親鸞が生きた時代はいわば日本のルネサンス--『親鸞 激動篇』を書いた五木寛之氏(作家)に聞く
──そうだったから、宗教家が輩出したのですか。
地獄という観念が人々の間に浸透していった。10世紀には、源信が『往生要集』で目に見えるように地獄の恐ろしさを描き、辻芸人や講釈師が絵巻物を作って、街頭で血の池地獄、針山地獄を説明する。寺では壁に掛けた巨大地獄図を絵解きしつつ聞かせる。よい行いをしなければ地獄に行くぞ、と。

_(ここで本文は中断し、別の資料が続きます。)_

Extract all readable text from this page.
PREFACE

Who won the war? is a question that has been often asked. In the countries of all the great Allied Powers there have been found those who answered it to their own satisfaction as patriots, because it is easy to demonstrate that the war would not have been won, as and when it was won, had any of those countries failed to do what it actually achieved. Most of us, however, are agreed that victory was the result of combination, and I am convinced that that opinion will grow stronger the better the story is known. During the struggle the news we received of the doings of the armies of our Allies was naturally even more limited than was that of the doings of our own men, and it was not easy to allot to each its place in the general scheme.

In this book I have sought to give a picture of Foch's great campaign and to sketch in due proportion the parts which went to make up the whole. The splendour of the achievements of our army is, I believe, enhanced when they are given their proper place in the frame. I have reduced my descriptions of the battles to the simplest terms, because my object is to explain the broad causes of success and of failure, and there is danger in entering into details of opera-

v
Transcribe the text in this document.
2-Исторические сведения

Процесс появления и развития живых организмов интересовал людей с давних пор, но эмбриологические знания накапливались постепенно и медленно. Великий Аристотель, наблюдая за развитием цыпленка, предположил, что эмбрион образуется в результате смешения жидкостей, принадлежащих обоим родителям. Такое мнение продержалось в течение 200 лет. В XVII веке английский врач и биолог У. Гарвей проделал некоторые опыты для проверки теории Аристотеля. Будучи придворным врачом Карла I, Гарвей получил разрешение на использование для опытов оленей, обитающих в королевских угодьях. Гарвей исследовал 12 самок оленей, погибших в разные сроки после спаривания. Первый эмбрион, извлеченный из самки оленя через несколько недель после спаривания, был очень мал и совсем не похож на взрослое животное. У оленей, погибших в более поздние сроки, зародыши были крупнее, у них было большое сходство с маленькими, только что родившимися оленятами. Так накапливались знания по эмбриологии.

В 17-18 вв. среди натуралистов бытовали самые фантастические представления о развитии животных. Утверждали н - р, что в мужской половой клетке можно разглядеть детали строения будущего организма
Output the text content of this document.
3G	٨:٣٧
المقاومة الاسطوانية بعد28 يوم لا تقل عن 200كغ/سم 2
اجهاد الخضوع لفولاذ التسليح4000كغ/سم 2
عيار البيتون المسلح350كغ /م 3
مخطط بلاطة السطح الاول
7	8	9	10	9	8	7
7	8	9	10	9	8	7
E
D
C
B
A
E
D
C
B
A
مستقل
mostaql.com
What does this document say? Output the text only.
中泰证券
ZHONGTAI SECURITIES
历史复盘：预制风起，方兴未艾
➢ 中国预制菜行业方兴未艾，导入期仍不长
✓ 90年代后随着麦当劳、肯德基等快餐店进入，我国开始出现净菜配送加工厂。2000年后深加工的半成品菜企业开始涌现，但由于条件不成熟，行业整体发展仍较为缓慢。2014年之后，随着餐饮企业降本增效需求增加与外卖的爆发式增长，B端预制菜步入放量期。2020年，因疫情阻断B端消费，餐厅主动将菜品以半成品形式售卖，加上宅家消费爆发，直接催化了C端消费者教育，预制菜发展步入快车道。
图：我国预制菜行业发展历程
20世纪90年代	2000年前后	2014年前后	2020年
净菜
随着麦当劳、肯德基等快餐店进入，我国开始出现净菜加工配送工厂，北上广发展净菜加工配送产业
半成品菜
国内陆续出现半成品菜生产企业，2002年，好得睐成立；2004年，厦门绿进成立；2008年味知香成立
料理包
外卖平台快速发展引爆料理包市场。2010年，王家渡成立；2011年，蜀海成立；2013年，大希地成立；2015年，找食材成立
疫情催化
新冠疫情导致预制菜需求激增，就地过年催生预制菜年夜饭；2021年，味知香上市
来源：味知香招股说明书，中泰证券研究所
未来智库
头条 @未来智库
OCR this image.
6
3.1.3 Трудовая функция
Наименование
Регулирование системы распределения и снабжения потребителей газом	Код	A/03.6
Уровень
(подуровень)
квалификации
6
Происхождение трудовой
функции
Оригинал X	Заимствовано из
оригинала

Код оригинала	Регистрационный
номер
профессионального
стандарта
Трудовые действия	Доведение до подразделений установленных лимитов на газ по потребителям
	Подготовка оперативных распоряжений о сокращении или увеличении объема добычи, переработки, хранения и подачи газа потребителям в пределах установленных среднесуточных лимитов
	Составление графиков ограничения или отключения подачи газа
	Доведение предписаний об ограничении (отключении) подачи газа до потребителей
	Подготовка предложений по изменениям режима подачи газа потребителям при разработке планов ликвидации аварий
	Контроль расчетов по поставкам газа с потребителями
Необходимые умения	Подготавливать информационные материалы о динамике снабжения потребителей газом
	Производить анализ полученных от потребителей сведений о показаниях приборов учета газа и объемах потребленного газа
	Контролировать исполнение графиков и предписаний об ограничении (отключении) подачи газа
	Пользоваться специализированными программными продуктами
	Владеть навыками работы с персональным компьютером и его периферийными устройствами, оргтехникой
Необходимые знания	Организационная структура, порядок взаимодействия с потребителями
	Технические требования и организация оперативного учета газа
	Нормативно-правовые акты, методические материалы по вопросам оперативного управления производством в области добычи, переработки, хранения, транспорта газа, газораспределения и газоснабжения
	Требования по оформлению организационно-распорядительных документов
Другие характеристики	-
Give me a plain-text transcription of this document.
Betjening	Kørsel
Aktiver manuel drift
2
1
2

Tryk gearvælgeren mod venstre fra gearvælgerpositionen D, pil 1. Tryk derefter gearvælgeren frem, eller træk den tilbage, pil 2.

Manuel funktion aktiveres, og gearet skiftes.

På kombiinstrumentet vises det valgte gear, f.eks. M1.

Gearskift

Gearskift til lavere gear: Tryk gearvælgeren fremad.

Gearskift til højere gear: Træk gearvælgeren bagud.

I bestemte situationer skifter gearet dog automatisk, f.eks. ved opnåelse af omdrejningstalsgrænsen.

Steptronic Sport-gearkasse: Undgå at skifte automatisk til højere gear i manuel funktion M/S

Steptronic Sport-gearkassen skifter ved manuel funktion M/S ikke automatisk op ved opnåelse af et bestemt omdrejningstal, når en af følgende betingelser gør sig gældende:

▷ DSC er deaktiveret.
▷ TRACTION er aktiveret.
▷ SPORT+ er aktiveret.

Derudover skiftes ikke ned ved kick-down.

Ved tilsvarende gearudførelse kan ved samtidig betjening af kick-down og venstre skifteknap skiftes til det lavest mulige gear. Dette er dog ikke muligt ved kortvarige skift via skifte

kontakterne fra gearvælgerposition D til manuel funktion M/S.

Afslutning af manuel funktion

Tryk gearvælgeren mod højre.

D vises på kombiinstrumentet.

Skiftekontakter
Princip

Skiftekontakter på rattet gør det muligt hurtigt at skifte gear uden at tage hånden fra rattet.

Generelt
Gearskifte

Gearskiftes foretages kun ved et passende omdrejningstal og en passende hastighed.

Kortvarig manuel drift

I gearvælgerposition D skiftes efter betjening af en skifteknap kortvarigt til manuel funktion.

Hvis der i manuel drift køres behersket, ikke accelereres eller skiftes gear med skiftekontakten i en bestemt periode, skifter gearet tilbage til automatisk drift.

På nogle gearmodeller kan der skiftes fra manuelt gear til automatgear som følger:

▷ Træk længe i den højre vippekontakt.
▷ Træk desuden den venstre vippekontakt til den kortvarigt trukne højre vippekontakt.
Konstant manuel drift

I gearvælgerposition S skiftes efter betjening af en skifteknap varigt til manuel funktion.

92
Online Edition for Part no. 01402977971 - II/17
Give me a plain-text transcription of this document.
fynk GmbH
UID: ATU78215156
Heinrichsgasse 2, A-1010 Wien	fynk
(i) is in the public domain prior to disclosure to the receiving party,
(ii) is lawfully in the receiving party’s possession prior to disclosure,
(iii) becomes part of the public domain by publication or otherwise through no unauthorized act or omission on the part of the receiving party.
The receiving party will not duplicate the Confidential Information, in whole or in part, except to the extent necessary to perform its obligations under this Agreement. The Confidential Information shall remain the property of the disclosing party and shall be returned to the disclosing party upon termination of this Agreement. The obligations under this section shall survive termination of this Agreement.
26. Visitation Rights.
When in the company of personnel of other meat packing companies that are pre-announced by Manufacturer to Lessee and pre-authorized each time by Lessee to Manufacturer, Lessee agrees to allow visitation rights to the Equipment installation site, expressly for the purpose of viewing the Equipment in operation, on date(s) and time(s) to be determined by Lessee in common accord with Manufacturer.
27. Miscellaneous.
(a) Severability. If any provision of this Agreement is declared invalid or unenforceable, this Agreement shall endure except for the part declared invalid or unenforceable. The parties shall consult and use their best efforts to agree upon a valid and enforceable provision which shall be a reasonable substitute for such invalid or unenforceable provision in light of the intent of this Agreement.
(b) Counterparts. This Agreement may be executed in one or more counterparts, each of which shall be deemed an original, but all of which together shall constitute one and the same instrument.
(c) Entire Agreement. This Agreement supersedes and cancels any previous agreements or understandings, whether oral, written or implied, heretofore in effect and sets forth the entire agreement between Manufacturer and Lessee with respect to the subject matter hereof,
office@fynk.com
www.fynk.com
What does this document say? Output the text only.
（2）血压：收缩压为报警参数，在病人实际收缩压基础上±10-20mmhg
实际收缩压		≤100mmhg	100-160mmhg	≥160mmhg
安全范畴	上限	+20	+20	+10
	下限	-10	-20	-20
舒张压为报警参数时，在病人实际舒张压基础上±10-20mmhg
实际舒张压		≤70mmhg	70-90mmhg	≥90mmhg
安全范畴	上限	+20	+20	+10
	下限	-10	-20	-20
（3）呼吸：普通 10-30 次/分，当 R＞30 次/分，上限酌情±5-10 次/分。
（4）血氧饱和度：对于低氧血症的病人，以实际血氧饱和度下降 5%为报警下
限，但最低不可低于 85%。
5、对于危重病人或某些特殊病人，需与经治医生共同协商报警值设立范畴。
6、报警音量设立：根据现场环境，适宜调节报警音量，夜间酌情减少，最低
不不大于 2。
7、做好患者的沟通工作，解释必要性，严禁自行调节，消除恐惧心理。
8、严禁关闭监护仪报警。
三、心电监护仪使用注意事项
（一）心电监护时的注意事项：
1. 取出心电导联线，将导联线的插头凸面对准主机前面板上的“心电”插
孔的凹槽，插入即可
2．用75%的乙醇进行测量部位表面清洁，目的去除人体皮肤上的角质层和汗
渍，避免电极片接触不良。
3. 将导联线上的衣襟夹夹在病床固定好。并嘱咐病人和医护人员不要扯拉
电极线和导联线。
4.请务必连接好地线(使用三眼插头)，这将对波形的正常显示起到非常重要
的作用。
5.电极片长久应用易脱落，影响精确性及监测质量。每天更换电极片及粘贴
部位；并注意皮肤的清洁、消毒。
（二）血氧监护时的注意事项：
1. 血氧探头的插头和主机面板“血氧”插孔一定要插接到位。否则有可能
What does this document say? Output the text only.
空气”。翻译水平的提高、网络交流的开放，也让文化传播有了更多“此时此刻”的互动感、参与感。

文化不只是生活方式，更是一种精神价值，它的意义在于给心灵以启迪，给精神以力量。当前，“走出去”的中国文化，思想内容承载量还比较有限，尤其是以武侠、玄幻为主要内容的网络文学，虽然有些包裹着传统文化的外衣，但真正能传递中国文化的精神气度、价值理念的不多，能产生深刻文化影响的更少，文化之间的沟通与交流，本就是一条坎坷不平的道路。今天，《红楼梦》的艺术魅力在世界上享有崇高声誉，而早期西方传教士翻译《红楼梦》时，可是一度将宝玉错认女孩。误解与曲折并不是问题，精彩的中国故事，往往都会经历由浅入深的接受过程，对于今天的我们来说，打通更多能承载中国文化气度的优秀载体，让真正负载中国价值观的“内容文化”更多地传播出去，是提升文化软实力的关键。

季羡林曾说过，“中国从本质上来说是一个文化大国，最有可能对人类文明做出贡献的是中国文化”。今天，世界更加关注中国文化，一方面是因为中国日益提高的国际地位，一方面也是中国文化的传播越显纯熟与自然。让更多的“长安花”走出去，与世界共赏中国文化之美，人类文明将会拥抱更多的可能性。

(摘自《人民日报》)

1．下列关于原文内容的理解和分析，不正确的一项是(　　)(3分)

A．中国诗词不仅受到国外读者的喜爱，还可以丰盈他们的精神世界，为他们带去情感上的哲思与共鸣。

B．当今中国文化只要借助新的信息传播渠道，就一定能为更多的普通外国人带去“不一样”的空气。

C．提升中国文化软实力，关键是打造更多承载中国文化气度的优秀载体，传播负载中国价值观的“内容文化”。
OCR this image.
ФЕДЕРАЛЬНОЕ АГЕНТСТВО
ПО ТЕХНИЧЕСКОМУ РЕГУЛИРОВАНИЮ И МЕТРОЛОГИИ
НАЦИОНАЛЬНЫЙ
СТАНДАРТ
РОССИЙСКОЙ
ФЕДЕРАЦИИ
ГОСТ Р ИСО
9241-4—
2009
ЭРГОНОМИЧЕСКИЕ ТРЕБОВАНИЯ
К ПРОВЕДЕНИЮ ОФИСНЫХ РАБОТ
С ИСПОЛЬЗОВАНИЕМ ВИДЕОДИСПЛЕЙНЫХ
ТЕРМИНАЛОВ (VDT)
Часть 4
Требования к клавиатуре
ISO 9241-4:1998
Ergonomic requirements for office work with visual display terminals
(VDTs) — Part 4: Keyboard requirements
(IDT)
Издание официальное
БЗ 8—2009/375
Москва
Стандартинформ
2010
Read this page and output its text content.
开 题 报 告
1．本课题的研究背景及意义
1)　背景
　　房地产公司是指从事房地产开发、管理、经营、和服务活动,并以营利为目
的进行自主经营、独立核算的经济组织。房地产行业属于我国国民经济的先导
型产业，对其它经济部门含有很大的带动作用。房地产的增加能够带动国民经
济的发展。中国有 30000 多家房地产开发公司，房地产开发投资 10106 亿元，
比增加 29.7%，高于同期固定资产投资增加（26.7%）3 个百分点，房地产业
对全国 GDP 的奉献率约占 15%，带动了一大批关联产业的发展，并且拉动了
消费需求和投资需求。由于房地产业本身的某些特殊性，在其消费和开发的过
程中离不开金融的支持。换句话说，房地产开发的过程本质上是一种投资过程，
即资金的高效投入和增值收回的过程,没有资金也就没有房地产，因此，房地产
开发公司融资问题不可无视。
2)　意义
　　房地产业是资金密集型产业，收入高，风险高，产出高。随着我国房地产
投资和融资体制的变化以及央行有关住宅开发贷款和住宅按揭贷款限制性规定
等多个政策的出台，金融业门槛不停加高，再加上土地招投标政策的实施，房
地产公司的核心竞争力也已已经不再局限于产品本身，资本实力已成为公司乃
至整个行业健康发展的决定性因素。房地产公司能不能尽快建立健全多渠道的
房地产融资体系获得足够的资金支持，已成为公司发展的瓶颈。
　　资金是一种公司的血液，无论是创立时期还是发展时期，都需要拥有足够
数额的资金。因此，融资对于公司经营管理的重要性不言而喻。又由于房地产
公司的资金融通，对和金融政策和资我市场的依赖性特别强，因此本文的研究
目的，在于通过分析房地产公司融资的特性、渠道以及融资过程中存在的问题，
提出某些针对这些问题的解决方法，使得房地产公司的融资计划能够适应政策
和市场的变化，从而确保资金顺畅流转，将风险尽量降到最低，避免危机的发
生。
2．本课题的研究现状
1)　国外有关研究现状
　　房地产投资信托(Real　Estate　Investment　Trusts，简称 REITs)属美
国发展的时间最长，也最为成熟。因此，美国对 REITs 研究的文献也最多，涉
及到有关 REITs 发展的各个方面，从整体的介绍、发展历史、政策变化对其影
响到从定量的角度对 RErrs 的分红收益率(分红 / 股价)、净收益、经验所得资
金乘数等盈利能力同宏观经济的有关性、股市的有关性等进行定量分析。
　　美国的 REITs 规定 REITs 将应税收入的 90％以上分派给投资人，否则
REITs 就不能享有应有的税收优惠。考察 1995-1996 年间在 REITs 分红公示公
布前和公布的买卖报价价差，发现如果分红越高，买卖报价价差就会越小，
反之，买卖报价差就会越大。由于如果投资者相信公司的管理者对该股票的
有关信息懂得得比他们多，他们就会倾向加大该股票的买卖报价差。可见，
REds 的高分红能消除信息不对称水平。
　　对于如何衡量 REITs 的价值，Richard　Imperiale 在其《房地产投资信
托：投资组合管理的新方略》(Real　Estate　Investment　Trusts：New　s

普通の人たちは戒律を守ることも善行をすることもできなかった。生きて地獄のような暮らしを繰り返しつつ、死んだらまた地獄。そういう絶望感の中で、時代は混乱していた。その時代に法然や親鸞は、戒律を守れなくても殺生をしても、地獄へ行かなくて済むと言い出したから、大スキャンダルになった。下々の者といわれていた底辺の人々に対して、仏の道──まだ仏教という言葉はない、これは明治から──を信ずれば地獄に行かなくて済むと言い出した。
──ストーリーのどこまでが歴史的事実なのですか。
親鸞は日本で名を知られた人々の中で、最も自分のことを書いていない一人。書いていないから何もわからない。「親鸞非実在説」もあったほどで、妻の恵信の手紙が発見されて、実在が確定したのが大正期だ。だから、書きづらい人物であるが、小説家としては自由に想像力を働かせることができる対象ともいえる。
前作の『親鸞』以来、当時のことを徹底的に調べ、事実を基にした。たとえば、日本には奴隷制度はないというのが定説だったが、調べると、奴婢(ぬひ)というのがいる。男の奴隷が「奴」で女が「婢」。奴婢の体に烙印を押したり、片目を傷つけたり、さらには手足の片方を折って逃亡できないようにして、牛馬のようにこき使う。そして売買する。市が立ち、財産として相続もできる。これは当時の常識だったが、日本ではこの歴史を学校で教えない。